Matras bambu itu dipres ke dasar tanah, yang tertimbun lumpur dan pasir laut. Barulah bagian atas bangun tol sekaligus tanggul laut. Ia meliputi Kelurahan Terboyo Kulon, Wetan, dan kelurahan Trimulyo, kecamatan Genuk dan desa-desa di kecamatan Sayung, Kabupaten Demak.

Sungai-sungai yang selama ini memasok aliran air rob ke pemukiman warga akan ditutup. Total ada lima sungai: Sringin, Sungai Tenggang, Kali Sriwulan, Kali Kaidin, dan Kali Menyong.

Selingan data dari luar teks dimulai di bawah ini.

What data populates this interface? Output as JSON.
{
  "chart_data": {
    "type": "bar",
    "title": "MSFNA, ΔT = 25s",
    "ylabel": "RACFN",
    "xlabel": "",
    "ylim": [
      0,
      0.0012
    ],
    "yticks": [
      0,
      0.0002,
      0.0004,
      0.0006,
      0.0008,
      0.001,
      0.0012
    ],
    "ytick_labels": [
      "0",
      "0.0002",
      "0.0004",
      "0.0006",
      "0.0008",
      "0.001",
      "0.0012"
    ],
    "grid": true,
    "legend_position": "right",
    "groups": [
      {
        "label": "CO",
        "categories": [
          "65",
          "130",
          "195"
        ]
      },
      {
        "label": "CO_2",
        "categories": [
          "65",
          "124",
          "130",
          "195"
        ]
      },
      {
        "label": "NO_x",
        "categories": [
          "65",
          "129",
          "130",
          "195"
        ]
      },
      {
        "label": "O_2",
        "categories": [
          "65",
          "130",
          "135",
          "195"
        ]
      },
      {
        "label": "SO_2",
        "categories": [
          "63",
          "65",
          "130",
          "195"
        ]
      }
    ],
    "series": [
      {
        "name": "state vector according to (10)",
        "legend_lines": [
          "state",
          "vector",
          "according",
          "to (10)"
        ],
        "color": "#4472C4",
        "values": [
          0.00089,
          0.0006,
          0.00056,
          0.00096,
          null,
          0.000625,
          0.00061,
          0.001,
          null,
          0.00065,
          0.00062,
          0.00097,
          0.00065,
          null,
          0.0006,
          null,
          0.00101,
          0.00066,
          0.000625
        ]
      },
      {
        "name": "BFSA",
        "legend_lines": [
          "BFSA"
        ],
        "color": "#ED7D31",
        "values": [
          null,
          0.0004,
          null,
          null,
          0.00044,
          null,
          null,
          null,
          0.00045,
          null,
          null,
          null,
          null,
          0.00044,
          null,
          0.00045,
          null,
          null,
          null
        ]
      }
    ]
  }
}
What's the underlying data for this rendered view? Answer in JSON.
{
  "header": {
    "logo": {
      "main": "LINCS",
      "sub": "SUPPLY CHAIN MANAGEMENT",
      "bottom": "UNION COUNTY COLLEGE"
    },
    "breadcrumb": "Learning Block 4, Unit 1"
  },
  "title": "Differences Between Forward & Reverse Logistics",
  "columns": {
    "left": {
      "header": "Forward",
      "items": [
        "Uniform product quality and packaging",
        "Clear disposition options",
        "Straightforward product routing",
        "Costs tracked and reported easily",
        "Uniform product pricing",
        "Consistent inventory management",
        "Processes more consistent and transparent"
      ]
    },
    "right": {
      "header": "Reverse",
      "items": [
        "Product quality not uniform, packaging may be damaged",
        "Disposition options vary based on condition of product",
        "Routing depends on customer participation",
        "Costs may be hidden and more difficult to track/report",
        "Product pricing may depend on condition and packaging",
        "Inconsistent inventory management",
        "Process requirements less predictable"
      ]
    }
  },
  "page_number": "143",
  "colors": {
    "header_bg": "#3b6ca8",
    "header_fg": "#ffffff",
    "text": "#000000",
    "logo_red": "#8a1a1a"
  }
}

Nantinya, luapan air sungai-sungai itu dari hulu akan masuk pada kolam retensi, yang terbangun tidak jauh dari tanggul laut. Ada dua kolam retensi: sistem Terboyo dan sistem Sriwulan.

Menurut penelitian Maleh Dadi Segoro, kolam retensi sistem Terboyo membentang dari Banjir Kanal Timur (BKT) hingga Kali Babon dengan luas 225 hektar, dengan kedalaman lima meter dan kapasitas menampung air 11.250.000 m3.

“Rencananya akan ada tiga pompa dengan spesifikasi pompa berkapasitas 5 m3/detik dan dua pompa berkapasitas 2,5 m3/detik,” tulis penelitian itu.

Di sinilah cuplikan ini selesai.